ITU–R Study Group 5 and Working Party 5A (WP-5A) are home to both the Amateur and the Amateur-Satellite services. ITU-R Study Groups met this past week in the run-up to World Radiocommunication Conference 2019 (WRC-19). Working Group 5A1, chaired by Dale Hughes VK1DSH, is responsible for WRC-19 Agenda Item 1.1, which is looking into a 50-54-MHz band allocation in Region 1, harmonized with the allocations in Regions 2 and 3.
ITU-R Recommendation M.1732, “Characteristics of systems operating in the Amateur and Amateur-Satellite services for use in sharing studies,” was developed by and updated in WP-5A. “The IARU also participates, as appropriate, in other Working Parties of Study Group 5,” Ellam explained.
ITU–R also maintains the standard for International Morse code characters and operational provisions, Ellam pointed out. He noted that while radio amateurs experiment with advanced digital coding and signal processing techniques, they are also the world’s largest group of regular International Morse code users.
Ellam said unwanted emissions that lead to interference — sometimes called spectrum pollution — are of growing concern to radio amateurs. “The radio spectrum is an irreplaceable natural resource,” he said. “Unintended and unnecessary radio frequency emissions from poorly maintained electric power lines and poorly designed electronic devices and systems can cause interference that degrades the capacity of the radio spectrum to support communication.”
Ellam said that as new technologies such as wireless power transmission (WPT) are developed, it’s essential that the highest possible priority be given to developing and implementing standards to prevent radio spectrum pollution.
Ellam said an increasing number of short-mission, non-geostationary satellites are being proposed “for operation in the limited amateur-satellite allocations,” inconsistent with the objectives of the Amateur-Satellite Service.
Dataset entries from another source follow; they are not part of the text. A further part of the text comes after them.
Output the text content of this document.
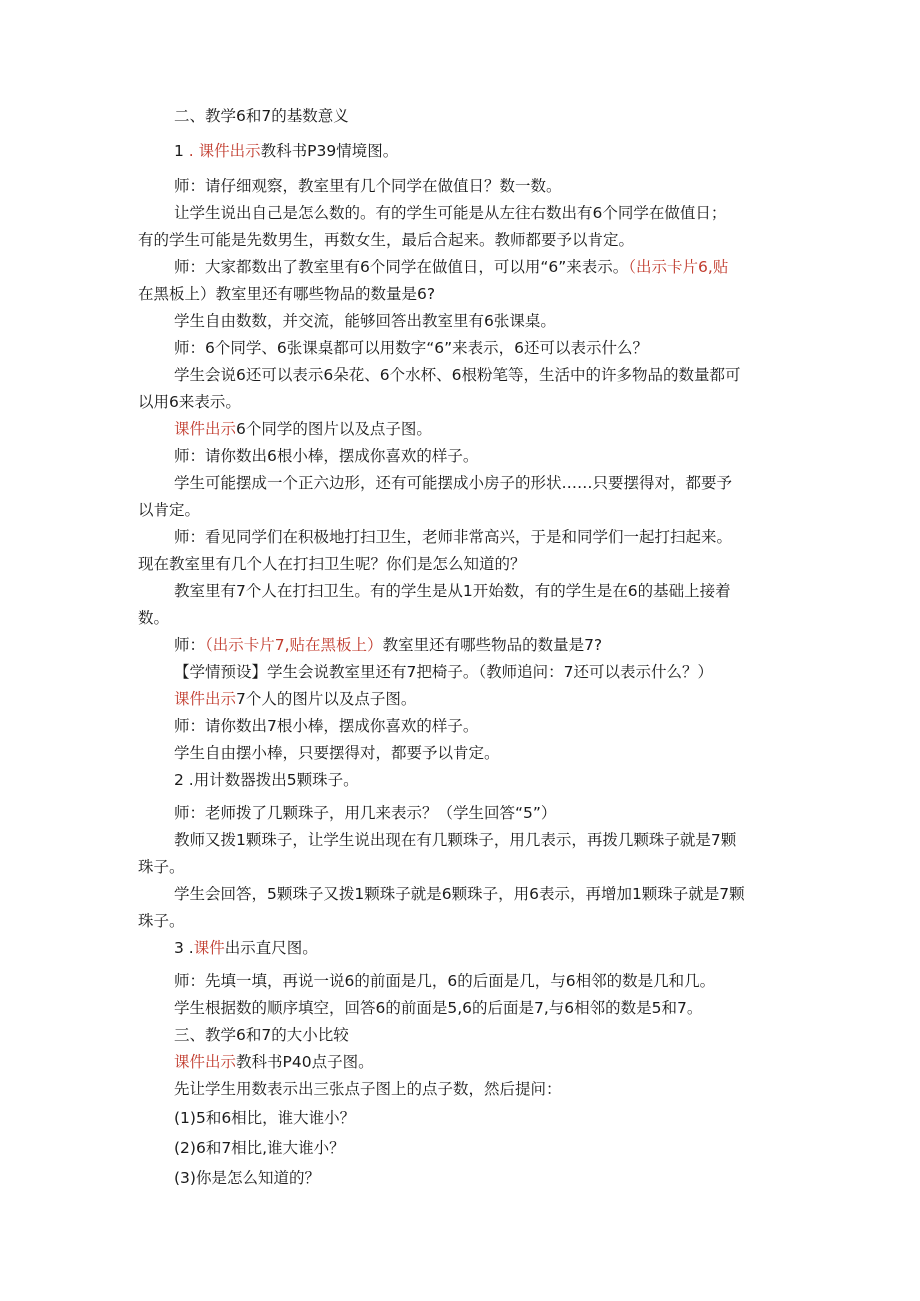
二、教学6和7的基数意义
1 . 课件出示教科书P39情境图。
师：请仔细观察，教室里有几个同学在做值日？数一数。
让学生说出自己是怎么数的。有的学生可能是从左往右数出有6个同学在做值日；
有的学生可能是先数男生，再数女生，最后合起来。教师都要予以肯定。
师：大家都数出了教室里有6个同学在做值日，可以用“6”来表示。（出示卡片6,贴
在黑板上）教室里还有哪些物品的数量是6?
学生自由数数，并交流，能够回答出教室里有6张课桌。
师：6个同学、6张课桌都可以用数字“6”来表示，6还可以表示什么？
学生会说6还可以表示6朵花、6个水杯、6根粉笔等，生活中的许多物品的数量都可
以用6来表示。
课件出示6个同学的图片以及点子图。
师：请你数出6根小棒，摆成你喜欢的样子。
学生可能摆成一个正六边形，还有可能摆成小房子的形状……只要摆得对，都要予
以肯定。
师：看见同学们在积极地打扫卫生，老师非常高兴，于是和同学们一起打扫起来。
现在教室里有几个人在打扫卫生呢？你们是怎么知道的？
教室里有7个人在打扫卫生。有的学生是从1开始数，有的学生是在6的基础上接着
数。
师：（出示卡片7,贴在黑板上）教室里还有哪些物品的数量是7?
【学情预设】学生会说教室里还有7把椅子。（教师追问：7还可以表示什么？）
课件出示7个人的图片以及点子图。
师：请你数出7根小棒，摆成你喜欢的样子。
学生自由摆小棒，只要摆得对，都要予以肯定。
2 .用计数器拨出5颗珠子。
师：老师拨了几颗珠子，用几来表示？（学生回答“5”）
教师又拨1颗珠子，让学生说出现在有几颗珠子，用几表示，再拨几颗珠子就是7颗
珠子。
学生会回答，5颗珠子又拨1颗珠子就是6颗珠子，用6表示，再增加1颗珠子就是7颗
珠子。
3 .课件出示直尺图。
师：先填一填，再说一说6的前面是几，6的后面是几，与6相邻的数是几和几。
学生根据数的顺序填空，回答6的前面是5,6的后面是7,与6相邻的数是5和7。
三、教学6和7的大小比较
课件出示教科书P40点子图。
先让学生用数表示出三张点子图上的点子数，然后提问：
(1)5和6相比，谁大谁小？
(2)6和7相比,谁大谁小？
(3)你是怎么知道的？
He said the IARU appreciates efforts within ITU-R working parties “to identify more suitable spectrum for telemetry, tracking, and command of these satellites” at WRC‑19.
“The IARU congratulates the ITU–R Study Groups for continuing to build on the magnificent record of the CCIR in furthering the advancement of radiocommunication,” Ellam concluded.
Ellam is an invited panelist at the 90th anniversary celebration of the CCIR/ITU-R Study Groups on November 21 in Geneva.